During the opening ceremony of a pandemic hospital in Istanbul, Erdoğan mentioned the celebrations that marked the 567th anniversary of the conquest, saying that those who call it “an occupation” are ignorant.
“In the recent days, some ignorant people are attempting to describe it as occupation. Our ancestors saw the conquest as winning hearts rather than just conquering soil. They don’t know that,” Erdoğan said on May 31
His remarks came a week after Ersoy called it an occupation during a TV interview. Shortly after the interview, he said that it was “a slip of the tongue.”

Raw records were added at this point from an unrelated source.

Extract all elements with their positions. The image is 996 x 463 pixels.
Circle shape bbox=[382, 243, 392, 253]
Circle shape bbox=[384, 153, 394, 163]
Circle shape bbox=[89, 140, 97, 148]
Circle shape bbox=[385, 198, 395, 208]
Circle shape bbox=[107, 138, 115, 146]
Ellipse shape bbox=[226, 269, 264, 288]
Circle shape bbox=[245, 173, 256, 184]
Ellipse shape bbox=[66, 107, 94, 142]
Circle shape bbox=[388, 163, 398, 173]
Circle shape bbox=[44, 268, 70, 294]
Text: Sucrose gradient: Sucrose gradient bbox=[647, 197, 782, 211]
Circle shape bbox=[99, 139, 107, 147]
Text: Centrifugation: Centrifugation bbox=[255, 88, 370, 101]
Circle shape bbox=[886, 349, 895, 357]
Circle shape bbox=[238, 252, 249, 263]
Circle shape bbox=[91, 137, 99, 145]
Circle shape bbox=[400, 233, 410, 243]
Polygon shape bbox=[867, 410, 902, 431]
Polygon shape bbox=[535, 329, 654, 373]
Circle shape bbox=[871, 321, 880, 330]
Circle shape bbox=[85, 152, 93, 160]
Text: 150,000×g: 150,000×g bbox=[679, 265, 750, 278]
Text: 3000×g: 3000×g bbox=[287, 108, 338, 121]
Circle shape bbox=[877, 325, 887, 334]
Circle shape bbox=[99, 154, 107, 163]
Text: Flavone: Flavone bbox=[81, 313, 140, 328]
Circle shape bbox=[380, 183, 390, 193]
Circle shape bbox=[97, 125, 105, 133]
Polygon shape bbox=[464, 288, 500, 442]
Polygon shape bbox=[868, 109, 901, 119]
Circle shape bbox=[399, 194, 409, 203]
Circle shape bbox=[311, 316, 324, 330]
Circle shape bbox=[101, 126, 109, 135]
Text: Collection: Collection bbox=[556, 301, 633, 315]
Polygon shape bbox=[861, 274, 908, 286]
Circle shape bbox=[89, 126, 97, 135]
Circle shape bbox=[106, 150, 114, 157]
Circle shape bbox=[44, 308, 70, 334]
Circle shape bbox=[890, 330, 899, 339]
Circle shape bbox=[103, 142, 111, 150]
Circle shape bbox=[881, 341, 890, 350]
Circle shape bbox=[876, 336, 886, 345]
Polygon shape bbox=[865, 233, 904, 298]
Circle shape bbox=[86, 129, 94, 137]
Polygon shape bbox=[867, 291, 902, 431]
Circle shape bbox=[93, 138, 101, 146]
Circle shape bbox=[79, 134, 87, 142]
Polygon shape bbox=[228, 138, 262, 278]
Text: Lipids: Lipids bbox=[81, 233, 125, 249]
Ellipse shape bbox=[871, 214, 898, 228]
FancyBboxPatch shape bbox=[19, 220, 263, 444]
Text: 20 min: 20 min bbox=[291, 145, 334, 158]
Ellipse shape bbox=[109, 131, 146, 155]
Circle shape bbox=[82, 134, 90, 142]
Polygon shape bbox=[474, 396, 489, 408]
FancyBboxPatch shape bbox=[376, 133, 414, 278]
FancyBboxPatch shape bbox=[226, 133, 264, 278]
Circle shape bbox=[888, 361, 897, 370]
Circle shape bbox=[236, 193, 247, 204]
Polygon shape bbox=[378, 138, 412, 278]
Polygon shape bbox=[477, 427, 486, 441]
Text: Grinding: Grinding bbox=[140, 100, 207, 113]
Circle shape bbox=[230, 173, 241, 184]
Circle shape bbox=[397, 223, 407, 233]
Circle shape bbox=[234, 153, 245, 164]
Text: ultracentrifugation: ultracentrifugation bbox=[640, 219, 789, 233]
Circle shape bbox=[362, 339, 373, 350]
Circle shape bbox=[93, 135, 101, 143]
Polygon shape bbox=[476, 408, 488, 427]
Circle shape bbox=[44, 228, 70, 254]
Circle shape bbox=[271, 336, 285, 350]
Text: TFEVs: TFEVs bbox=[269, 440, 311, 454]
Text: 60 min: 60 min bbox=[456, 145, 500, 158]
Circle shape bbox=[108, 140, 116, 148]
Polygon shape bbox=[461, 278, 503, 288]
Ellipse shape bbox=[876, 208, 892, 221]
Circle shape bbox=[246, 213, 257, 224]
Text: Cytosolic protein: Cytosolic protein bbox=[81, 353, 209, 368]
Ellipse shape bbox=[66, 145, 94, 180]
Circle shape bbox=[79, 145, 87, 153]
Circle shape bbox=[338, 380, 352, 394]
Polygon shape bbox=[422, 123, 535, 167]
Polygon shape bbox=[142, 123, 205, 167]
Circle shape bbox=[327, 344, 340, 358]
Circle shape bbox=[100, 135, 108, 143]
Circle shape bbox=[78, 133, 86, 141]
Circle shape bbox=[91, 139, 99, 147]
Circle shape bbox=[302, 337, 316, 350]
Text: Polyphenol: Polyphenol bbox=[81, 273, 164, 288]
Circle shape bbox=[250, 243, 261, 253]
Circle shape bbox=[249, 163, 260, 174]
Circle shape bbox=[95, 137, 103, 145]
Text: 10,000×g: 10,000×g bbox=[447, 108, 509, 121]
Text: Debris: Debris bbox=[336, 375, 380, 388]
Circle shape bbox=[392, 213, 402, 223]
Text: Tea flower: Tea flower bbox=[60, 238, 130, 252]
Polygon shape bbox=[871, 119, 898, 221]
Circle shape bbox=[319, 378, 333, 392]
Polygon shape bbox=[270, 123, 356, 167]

On May 29, 1453, Sultan Mehmet II conquered Istanbul, then called Constantinople, from where the Byzantines had ruled the Eastern Roman Empire for more than 1,000 years.
The conquest transformed the city, once the heart of the Byzantine realm, into the capital of the new Ottoman Empire.
The Turkish government on May 29 celebrated the 567th anniversary with an Islamic prayer at the 6th-century Hagia Sophia, a UNESCO world heritage site.
The Conquest Sura, a section of the Quran, was recited as part of a program held by the Culture and Tourism Ministry.